Le Président n’arrive pas à protéger
les ivoiriens et leurs biens. Quel est
donc son rôle ? La réponse saute aux yeux : son armée a plusieurs
commandements et les soldats sont mal formés.
En plus, le
Désarmement-Démobilisation-Réinsertion (DDR) en Côte d’Ivoire, n’est pas une réalité. Les dozos et les
FRCI tardent à quitter les rues où ils font des exactions en
toute impunité. D’ailleurs, ils disent n’avoir aucun traitement financier de la
part de leur mentor. Du coup, ils multiplient les braquages, et se
transforment en coupeurs de route partout dans le pays.
Ne
pouvant rien faire au niveau sécuritaire, le Président OUATTARA se contente de
temps à autres de bander un peu les muscles lorsque les FRCI tuent des malinkés
à Vavoua. Le Président tape sur la table, menace et lance des ultimatums pour
qu’ils soient encasernés, rappelant que les FRCI sont une armée républicaine et
qu’elle doit assurer la sécurité des populations. Par contre quand ces mêmes
FRCI tuent des populations autres que des malinkés a Arrah, le Président exige
que les populations respectent les FRCI, l’armée nationale, demandant aux FRCI
de faire régner l’ordre face à des populations considérées comme réfractaires à
son régime.
Ces
FRCI continuent de tuer. Cette force étrange a tué une femme et de surcroît
une femme enceinte, le 21 mai 2012 à OUARAGAHIO. Cette balle perdue d’un dozo qui voulait régler
ses compte avec un ex-FRCI, a tué cette pauvre femme qui vaquait à ses
occupations quotidiennes.
Finalement, dans la
dialectique du maître et de l’esclave, ce sont les FRCI qui sont devenus les
vrais maîtres et nous les esclaves, y compris le Président OUATTARA. Une solution est cependant possible : il
suffit de former une armée nationale. Dans l’opinion nationale, les FRCI sont
perçus comme les combattants des ex-Forces nouvelles. Les ivoiriens ont
peut-être raison car les gendarmes et les policiers sous
l’ancien régime sont purement et
simplement des commis des FRCI au même titre que les commis de
sous-préfecture ! Les premiers
n’ont pas d’armes, comment pourront-ils aider les seconds à sécuriser les
ivoiriens et leurs biens ? Poser la question aux nouvelles autorités,
elles vous diront que le Président OUATTARA ne fait pas confiance aux anciens
agents des forces de défense. Ils ne doivent donc pas avoir des armes.

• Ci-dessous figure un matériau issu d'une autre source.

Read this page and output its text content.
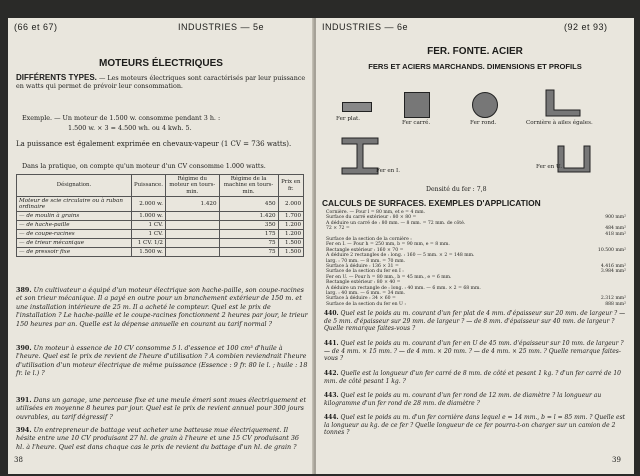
(66 et 67)	INDUSTRIES — 5e
MOTEURS ÉLECTRIQUES
DIFFÉRENTS TYPES. — Les moteurs électriques sont caractérisés par leur puissance en watts qui permet de prévoir leur consommation.
Exemple. — Un moteur de 1.500 w. consomme pendant 3 h. :
1.500 w. × 3 = 4.500 wh. ou 4 kwh. 5.
La puissance est également exprimée en chevaux-vapeur (1 CV = 736 watts).
Dans la pratique, on compte qu'un moteur d'un CV consomme 1.000 watts.
Désignation.	Puissance.	Régime du moteur en tours-min.	Régime de la machine en tours-min.	Prix en fr.
Moteur de scie circulaire ou à ruban ordinaire	2.000 w.	1.420	450	2.000
— de moulin à grains	1.000 w.		1.420	1.700
— de hache-paille	1 CV.		350	1.200
— de coupe-racines	1 CV.		175	1.200
— de trieur mécanique	1 CV. 1/2		75	1.500
— de pressoir fixe	1.500 w.		75	1.500
389. Un cultivateur a équipé d'un moteur électrique son hache-paille, son coupe-racines et son trieur mécanique. Il a payé en outre pour un branchement extérieur de 150 m. et une installation intérieure de 25 m. Il a acheté le compteur. Quel est le prix de l'installation ? Le hache-paille et le coupe-racines fonctionnent 2 heures par jour, le trieur 150 heures par an. Quelle est la dépense annuelle en courant au tarif normal ?
390. Un moteur à essence de 10 CV consomme 5 l. d'essence et 100 cm³ d'huile à l'heure. Quel est le prix de revient de l'heure d'utilisation ? A combien reviendrait l'heure d'utilisation d'un moteur électrique de même puissance (Essence : 9 fr. 80 le l. ; huile : 18 fr. le l.) ?
391. Dans un garage, une perceuse fixe et une meule émeri sont mues électriquement et utilisées en moyenne 8 heures par jour. Quel est le prix de revient annuel pour 300 jours ouvrables, au tarif dégressif ?
394. Un entrepreneur de battage veut acheter une batteuse mue électriquement. Il hésite entre une 10 CV produisant 27 hl. de grain à l'heure et une 15 CV produisant 36 hl. à l'heure. Quel est dans chaque cas le prix de revient du battage d'un hl. de grain ?
38
INDUSTRIES — 6e	(92 et 93)
FER. FONTE. ACIER
FERS ET ACIERS MARCHANDS. DIMENSIONS ET PROFILS
Fer plat.
Fer carré.	Fer rond.	Cornière à ailes égales.
Fer en I.
Fer en U.
Densité du fer : 7,8
CALCULS DE SURFACES. EXEMPLES D'APPLICATION
Cornière. — Pour l = 80 mm, et e = 4 mm.
Surface du carré extérieur : 80 × 80 =	900 mm²
A déduire un carré de : 80 mm. — 8 mm. = 72 mm. de côté.
72 × 72 =	484 mm²
418 mm²
Surface de la section de la cornière :
Fer en I. — Pour h = 250 mm, b = 90 mm, e = 8 mm.
Rectangle extérieur : 160 × 70 =	10.500 mm²
A déduire 2 rectangles de : long. : 160 — 5 mm. × 2 = 148 mm.
larg. : 70 mm. — 8 mm. = 70 mm.
Surface à déduire : 136 × 31 =	4.416 mm²
Surface de la section du fer en I :	3.984 mm²
Fer en U. — Pour h = 80 mm., b = 45 mm., e = 6 mm.
Rectangle extérieur : 80 × 40 =
A déduire un rectangle de : long. : 40 mm. — 6 mm. × 2 = 68 mm.
larg. : 40 mm. — 6 mm. = 34 mm.
Surface à déduire : 34 × 60 =	2.312 mm²
Surface de la section du fer en U :	888 mm²
440. Quel est le poids au m. courant d'un fer plat de 4 mm. d'épaisseur sur 20 mm. de largeur ? — de 5 mm. d'épaisseur sur 29 mm. de largeur ? — de 8 mm. d'épaisseur sur 40 mm. de largeur ? Quelle remarque faites-vous ?
441. Quel est le poids au m. courant d'un fer en U de 45 mm. d'épaisseur sur 10 mm. de largeur ? — de 4 mm. × 15 mm. ? — de 4 mm. × 20 mm. ? — de 4 mm. × 25 mm. ? Quelle remarque faites-vous ?
442. Quelle est la longueur d'un fer carré de 8 mm. de côté et pesant 1 kg. ? d'un fer carré de 10 mm. de côté pesant 1 kg. ?
443. Quel est le poids au m. courant d'un fer rond de 12 mm. de diamètre ? la longueur au kilogramme d'un fer rond de 28 mm. de diamètre ?
444. Quel est le poids au m. d'un fer cornière dans lequel e = 14 mm., b = l = 85 mm. ? Quelle est la longueur au kg. de ce fer ? Quelle longueur de ce fer pourra-t-on charger sur un camion de 2 tonnes ?
39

Pourtant, on a dit aux ivoiriens qu’aux
dernières présidentielles, les militaires ont voté à 60% pour le
Président Alassane OUATTARA.
A côté de l’insécurité, les ivoiriens ne sont
pas à l’abri d’une insécurité alimentaire. La cherté de la vie érode leurs
pouvoirs d’achat à tel point qu’ils vivent une misère imméritée. La lutte contre
la cherté de la vie tant prônée par le gouvernement n’est pas encore visible
sur le terrain. Son ministre du commerce, certainement dépassé, s’est emmuré
dans ses bureaux, laissant les ivoiriens seuls. Le kg de riz communément appelé
«déni-kacha», le sac de riz de 25 kg (papillon) , le kg de viande de bœuf, le
carton de poisson, l’huile, le piment, l’électricité, et même les légumes, ne
sont plus accessibles à l’ivoirien moyen. Sous le Président Alassane OUATTARA,
c’est la désillusion totale.
Conclusion
Au
cours de la campagne présidentielle 2010, Alassane Dramane Ouattara a fait,
entre autres, la promesse d'une gestion morale inattaquable des affaires de
'Etat. Il a promis améliorer le bien-être des populations ivoiriennes. Le
constat est tout autre et il nous demande d’aller à la réconciliation. Sur ce
point, il est admis qu’un pays déchiré ne peut aspirer aux délices du
développement. Pour autant, c’est en hommes libres que nous entendons entrer
librement dans le processus de réconciliation. Or nous ne sommes pas libres. Les
latins disaient déjà : Ubi liberta, Ibi patria. « Où est la liberté,
là est la patrie ».
[i] In Règle d’or éthique pour la politique de
développement / H.B. Peter, M. Kraut.- Berne : DDC, 2000.